England legacy intact and Jos Buttler's boys aren't finished yet... but their Cricket World Cup is

All good things must come to an end, they say. That they must implode so violently as to alert NASA’s black hole researchers, they do not.

England, though, are having a bloody good go anyway, yesterday’s drubbing at the hands of Sri Lanka a different kind of underwhelming to the three defeats in four matches that preceded it but contributing to the same tale of a sad, sudden decline.

And whatever there is to say about the four years of missteps and inevitable reprioritisation that, to some extent, set this team up to fail (spoiler: there’s plenty), it has been sudden. Coming into this Cricket World Cup few people had England down as its best team but absolutely no one had them down as its worst.

You could make a decent case now, though, only net-run-rate keeping Jos Buttler’s side ahead of Holland and off the foot of the table, with a tougher closing run of fixtures than the Dutch. The permutations may highlight avenues that remain open across those four matches, but the eye test tells you England’s World Cup is as dead as the dodo. Done, finished, kaput.

“It’s over now, I think,” head coach Matthew Mott conceded. “I’m not a mathematician, but with our net-run-rate and too many teams who are going to take games off each other.”

England have imploded at the Cricket World Cup (AP)

What is the appropriate level of dismay or outrage to feel, given the meek manner in which things have so dramatically unravelled? That is not immediately clear, the lines blurred by the knowledge of what came before and the unknown of what will follow.

This crop of players together remain the greatest 50-over team England has produced, the 2019 World Cup win one of the country’s great sporting achievements, and as grim as things could get over the next three weeks, that legacy, in the long run, remains secure. The future of the 50-over game is less so, hence why among the hefty criticism of England’s neglect of the format during this cycle, there has been no consensus on how they should approach the next.

From England’s position of peril, Joe Root’s timing was probably off when he chose this week to point out that “there’s talk of whether this format is relevant anymore anyway, in international cricket”. But he was not wrong.

What is clear is that this feels and probably ought to be the natural conclusion of something. Harry Brook’s omission from yesterday’s XI was the latest in a line of selection head-scratchers, but at least provided the neat symbolism of an England team comprised solely of players in their thirties for the first time in ODI cricket. Even before we knew what we know now there was talk of this World Cup as a last hurrah and of regeneration beyond. As abruptly as it has arrived, this was always earmarked as the end of an era.

But will it be, really? Only 48 hours before their Sri Lankan spanking, the ECB announced that every member of this squad bar David Willey has signed a central contract to last at least the next 12 months, suggesting all remain firmly in England’s plans. There is a T20 World Cup three-quarters of the way through that time and England, lest we forget, remain defending champions. Sure, it is tempting to say that on current white-ball form they will not be defending a thing, but if the past few weeks have taught us anything it is that the differences between 50- and 20-over cricket remain more pronounced than many recalled.

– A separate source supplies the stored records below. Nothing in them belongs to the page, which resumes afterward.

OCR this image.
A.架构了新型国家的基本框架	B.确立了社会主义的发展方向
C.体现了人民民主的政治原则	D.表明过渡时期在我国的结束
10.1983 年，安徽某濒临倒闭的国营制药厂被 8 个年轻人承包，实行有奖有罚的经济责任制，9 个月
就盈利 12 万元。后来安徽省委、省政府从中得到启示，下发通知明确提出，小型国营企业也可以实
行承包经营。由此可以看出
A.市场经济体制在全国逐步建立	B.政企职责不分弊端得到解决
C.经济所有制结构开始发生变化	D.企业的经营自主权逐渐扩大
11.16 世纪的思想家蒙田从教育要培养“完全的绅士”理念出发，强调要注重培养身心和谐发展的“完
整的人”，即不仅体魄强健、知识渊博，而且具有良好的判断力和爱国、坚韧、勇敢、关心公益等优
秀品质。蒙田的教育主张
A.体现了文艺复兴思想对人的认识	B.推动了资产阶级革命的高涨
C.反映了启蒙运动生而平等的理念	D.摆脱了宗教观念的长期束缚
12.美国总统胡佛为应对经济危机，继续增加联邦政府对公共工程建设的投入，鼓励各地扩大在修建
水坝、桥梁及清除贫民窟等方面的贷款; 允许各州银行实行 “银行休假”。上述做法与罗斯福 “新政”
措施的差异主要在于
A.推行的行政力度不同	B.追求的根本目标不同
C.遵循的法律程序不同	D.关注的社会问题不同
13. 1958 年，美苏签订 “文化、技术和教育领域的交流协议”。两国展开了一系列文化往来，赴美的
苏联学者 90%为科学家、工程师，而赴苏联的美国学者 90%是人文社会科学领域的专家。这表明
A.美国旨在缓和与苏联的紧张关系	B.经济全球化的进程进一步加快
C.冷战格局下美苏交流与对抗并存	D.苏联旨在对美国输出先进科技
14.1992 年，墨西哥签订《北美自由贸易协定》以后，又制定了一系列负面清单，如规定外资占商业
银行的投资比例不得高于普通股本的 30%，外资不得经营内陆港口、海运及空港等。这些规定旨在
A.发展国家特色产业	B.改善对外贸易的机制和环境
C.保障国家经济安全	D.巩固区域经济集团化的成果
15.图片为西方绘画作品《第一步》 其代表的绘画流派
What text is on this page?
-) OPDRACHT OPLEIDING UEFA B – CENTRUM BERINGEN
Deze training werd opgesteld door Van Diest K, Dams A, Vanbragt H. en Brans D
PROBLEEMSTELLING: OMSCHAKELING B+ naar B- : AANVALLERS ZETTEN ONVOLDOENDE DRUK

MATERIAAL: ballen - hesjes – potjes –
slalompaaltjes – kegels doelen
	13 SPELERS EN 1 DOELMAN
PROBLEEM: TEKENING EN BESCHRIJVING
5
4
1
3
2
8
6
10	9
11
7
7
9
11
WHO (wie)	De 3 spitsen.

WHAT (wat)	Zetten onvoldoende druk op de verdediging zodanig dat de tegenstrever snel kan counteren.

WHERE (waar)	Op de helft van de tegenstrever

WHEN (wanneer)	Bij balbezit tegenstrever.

Some players may retire from the longer format but you are unlikely to notice: after a three-match series in the West Indies in December that the World Cup contingent have long been expected to swerve, England do not play another ODI until September 19 next year.

More urgently, this cannot be the end simply because England have four more group matches to play. Were this a football or rugby tournament, this would be time to look to the future, but a 15-man squad does not offer a great deal of choice and most of those who might benefit from a bit of World Cup experience — the Will Jacks and Rehan Ahmeds of this world — are watching from home.

There again, given the way things have played out, perhaps that is for the best.